Now I wonder about the following things: (would be great if you could help me finding out whether it is correct)

(Remark: I write $\geq f$ with high probability, when I mean that actually we have that it is $\geq (1 + \epsilon) f$ with high probability for any small $\epsilon$)

  1. For a fixed set $X \subseteq [n]$ and a fixed vertex $v \in [n]$ we cannot say something concrete about $d_G(v,X):=|\{x \in X \colon \{v,x\} \in E\}|$, all we know is that $d_G(v,X) \geq |X|-\delta n$.
  2. For a random set $S \subseteq [n]$ however, we have that $d_G(v,S)\geq (1-\delta)|S|$ with high probability.
    1. and 2. then automatically lead to the fact that $d_{G_q}(v,X)\geq (|X|-\delta n)q$ and $d_{G_q}(v,S) \geq (1-\delta)|S|q$ with high probability. But this doesn't mean that it holds for all sets, only for a fixed but arbitrary $X$ or a random $S$. True?

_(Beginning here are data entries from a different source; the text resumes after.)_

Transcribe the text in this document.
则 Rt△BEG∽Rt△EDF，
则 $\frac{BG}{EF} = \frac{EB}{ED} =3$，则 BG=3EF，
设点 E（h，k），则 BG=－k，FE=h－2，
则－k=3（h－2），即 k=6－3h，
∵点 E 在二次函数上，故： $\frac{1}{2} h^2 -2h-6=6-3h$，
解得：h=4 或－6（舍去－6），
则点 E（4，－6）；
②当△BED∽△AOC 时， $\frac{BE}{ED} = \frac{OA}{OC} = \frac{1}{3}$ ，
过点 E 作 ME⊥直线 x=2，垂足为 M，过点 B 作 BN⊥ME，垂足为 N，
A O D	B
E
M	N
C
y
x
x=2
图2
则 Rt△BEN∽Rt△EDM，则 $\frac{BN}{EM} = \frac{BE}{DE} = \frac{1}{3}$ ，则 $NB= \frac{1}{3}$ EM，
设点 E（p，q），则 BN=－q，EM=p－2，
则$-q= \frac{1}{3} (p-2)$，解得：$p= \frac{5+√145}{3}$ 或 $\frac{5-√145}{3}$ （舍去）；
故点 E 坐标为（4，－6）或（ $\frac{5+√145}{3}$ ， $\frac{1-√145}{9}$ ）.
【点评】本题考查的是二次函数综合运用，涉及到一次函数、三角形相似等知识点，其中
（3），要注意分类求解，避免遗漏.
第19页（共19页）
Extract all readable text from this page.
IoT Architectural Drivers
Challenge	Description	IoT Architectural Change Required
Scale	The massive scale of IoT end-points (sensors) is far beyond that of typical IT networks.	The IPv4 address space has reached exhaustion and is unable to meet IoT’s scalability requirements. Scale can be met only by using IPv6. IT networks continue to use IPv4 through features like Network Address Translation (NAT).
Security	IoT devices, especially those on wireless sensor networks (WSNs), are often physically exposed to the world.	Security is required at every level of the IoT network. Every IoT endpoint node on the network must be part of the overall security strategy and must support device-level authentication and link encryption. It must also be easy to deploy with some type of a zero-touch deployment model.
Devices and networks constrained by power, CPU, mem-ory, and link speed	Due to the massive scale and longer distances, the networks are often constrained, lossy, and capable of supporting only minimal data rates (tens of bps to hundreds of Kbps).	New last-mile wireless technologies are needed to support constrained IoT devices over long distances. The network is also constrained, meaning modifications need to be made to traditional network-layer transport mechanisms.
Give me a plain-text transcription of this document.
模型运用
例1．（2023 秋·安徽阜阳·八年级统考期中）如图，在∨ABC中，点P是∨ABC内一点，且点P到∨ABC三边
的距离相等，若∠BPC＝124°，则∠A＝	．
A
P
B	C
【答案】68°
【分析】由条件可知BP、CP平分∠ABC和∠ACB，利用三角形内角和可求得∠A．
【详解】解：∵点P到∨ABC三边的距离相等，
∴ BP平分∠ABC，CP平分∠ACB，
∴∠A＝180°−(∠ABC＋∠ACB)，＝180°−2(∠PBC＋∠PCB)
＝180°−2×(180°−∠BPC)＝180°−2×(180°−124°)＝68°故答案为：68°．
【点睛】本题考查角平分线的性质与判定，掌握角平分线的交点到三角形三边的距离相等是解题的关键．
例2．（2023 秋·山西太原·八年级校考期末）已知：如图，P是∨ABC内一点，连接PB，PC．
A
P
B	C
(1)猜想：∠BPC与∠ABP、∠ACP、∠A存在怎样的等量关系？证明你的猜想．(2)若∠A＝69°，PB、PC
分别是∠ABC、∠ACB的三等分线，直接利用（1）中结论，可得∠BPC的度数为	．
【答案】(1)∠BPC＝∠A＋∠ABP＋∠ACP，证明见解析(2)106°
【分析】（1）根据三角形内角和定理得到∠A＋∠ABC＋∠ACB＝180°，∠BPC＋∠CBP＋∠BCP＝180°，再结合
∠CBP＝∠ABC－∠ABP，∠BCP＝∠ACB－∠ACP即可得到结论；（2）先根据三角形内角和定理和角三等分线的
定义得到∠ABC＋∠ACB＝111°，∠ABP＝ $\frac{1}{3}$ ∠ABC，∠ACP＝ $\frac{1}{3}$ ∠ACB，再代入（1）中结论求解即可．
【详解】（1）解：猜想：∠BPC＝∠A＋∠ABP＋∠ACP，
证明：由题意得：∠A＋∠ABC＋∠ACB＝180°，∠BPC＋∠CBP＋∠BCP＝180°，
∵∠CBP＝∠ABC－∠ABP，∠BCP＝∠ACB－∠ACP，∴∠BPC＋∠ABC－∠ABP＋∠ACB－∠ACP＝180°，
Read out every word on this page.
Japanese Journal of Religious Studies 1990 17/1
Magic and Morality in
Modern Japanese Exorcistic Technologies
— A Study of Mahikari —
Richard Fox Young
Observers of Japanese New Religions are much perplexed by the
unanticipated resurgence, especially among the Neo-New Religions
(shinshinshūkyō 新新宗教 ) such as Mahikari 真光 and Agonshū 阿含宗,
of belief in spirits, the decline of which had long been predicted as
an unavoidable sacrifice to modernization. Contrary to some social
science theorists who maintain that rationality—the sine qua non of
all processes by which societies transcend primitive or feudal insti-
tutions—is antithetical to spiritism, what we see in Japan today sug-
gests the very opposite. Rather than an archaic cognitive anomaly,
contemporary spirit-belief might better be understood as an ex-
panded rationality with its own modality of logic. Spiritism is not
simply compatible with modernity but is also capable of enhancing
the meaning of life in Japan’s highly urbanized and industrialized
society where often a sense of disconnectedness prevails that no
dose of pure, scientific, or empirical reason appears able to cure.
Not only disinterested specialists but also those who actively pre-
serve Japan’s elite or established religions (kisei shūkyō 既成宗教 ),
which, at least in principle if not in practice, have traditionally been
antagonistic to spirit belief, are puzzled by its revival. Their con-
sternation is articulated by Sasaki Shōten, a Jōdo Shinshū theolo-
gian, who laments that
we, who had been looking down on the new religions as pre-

So are these 3 observations correct? Is there an easy way to argue that they are?

Then, another type of problem:

For $X_1, X_2 \subseteq [n]$, deterministic: We can compute the probability (a lower bound) of having a certain amount of edges in the cut between $X_1$ and $X_2$ (say, for simplicity in the random graph $G(n,r)$, where each edge is present with probability $r$). We cannot conclude that for all such sets it holds, but for these two arbitrary sets it holds. Now, when we choose $S_1, S_2 \subseteq [n]$, at random, then we know that the same probability bound is also true for $S_1$ and $S_2$? To conclude that it holds for all sets $X_1,X_2$, we would need to have a large enough probability such that it can kill the union bound?

Thank you very much for your help! You see, I am struggling with probably very easy questions here.